Whilst it is unlikely to take that long to confirm Brexit II reading the draft Agreement confirmed to me that this flawed deal marks only the end of the beginning not the beginning of the end of this new schism. Such moments are times for pragmatism and it would be useful if all parties to this conflict took a step back and saw Brexit in its wider strategic context. Europe stands on the verge of the Fourth Industrial Revolution and a revolution in civil-military technology that imply as much threat as opportunity. It is vital Europeans stand together in the face of such change.  

The exercising of statecraft imposes discipline and at this moment of fracture, it is to be hoped that the relationships therein are maintained and that the very process of transition/implementation introduces some much-needed calm. And, that the process itself will also lead responsible figures on both sides to recognise that the Agreement on offer will simply not stick if it continues to create resentment on both sides of the Channel. Finally, a real, equitable and sustainable political settlement will need to be fashioned.

Personal reflection 

Some months ago I was asked by someone in Downing Street very close to May for ideas. My answer was simple and to the point: Prime Minister May must show some bloody leadership! In the email to Downing Street, I also suggested that there was no way out of the Brexit trap in which Britain is currently enmeshed without a major political and constitutional crisis,. That crisis is not breaking.  My specific advice was that whilst I might not like everything she does I would accept her leadership if I felt she was acting in the best interests of the country. It is my contention that given the circumstances Prime Minister May is providing such leadership.

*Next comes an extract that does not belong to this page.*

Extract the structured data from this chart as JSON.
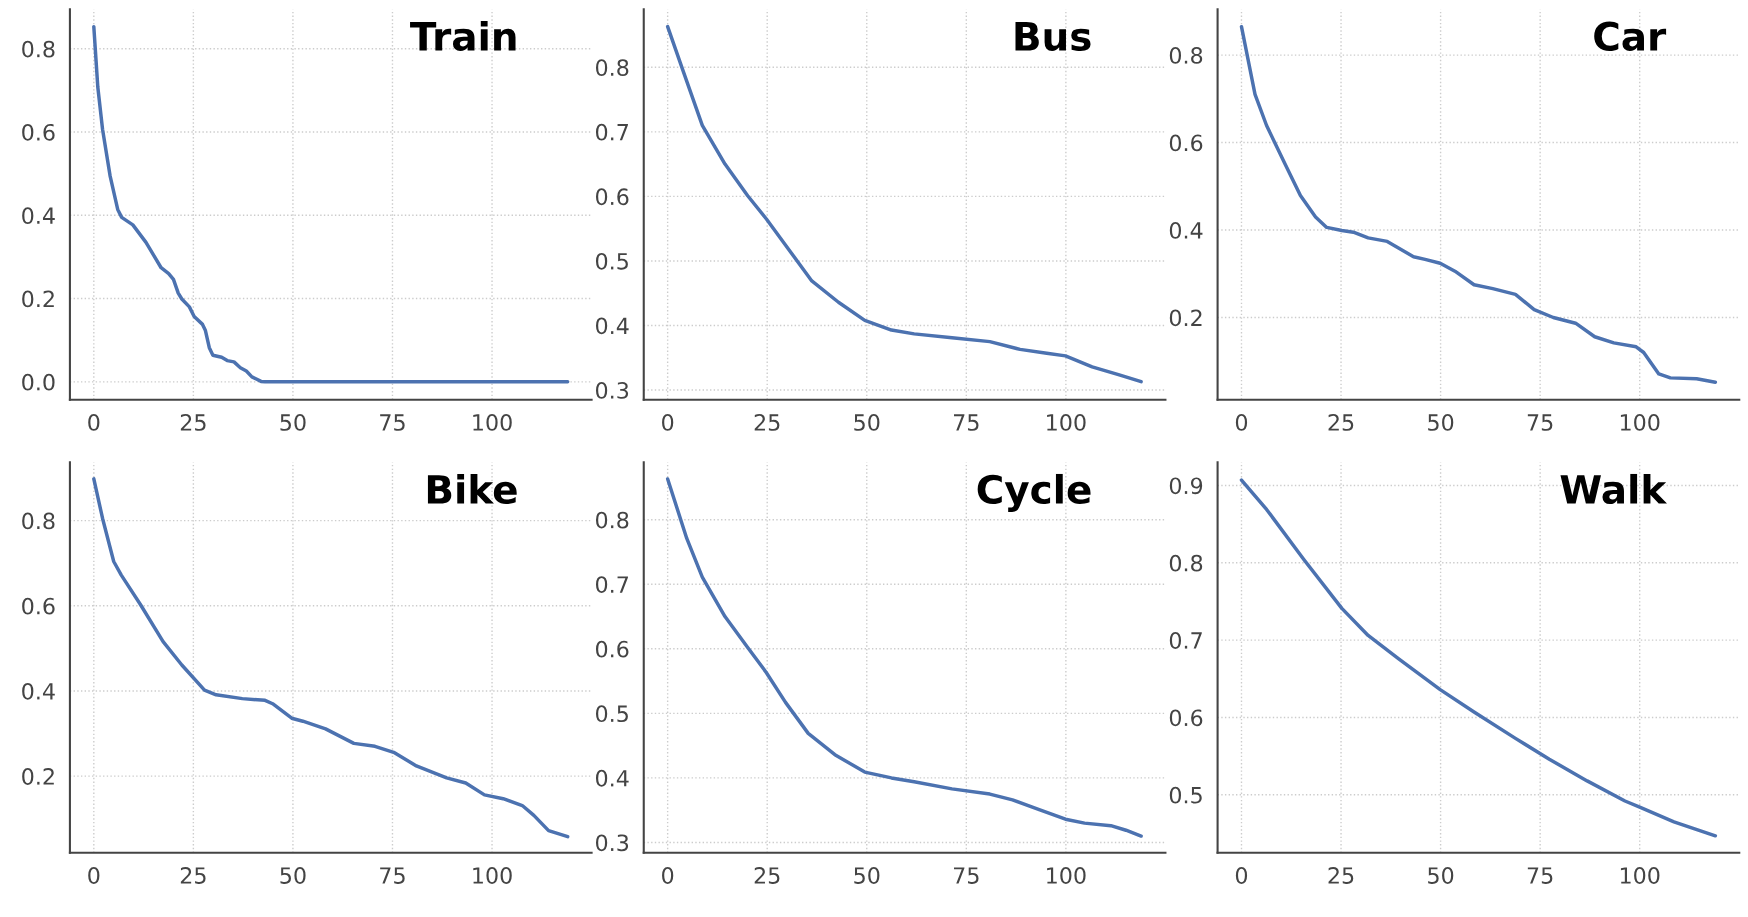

Having dissembled for two years for the past six months she has done exactly what I asked – lead (and no I am not claiming it was my influence). She has also done things I do not like. So be it. She is the prime minister and I am not.  She also continues to infuriate me at times with her lack of trust in the British people and she has made some egregious political errors which have made an already hard mission nigh on impossible.  There is no other option but to give May and the Withdrawal Agreement the benefit of my very considerable doubt. There is no sensible alternative. Equally, my faith in May and the wider British government (the Mediocracy?) has been much undermined by what can only be described as strategic and political incompetence.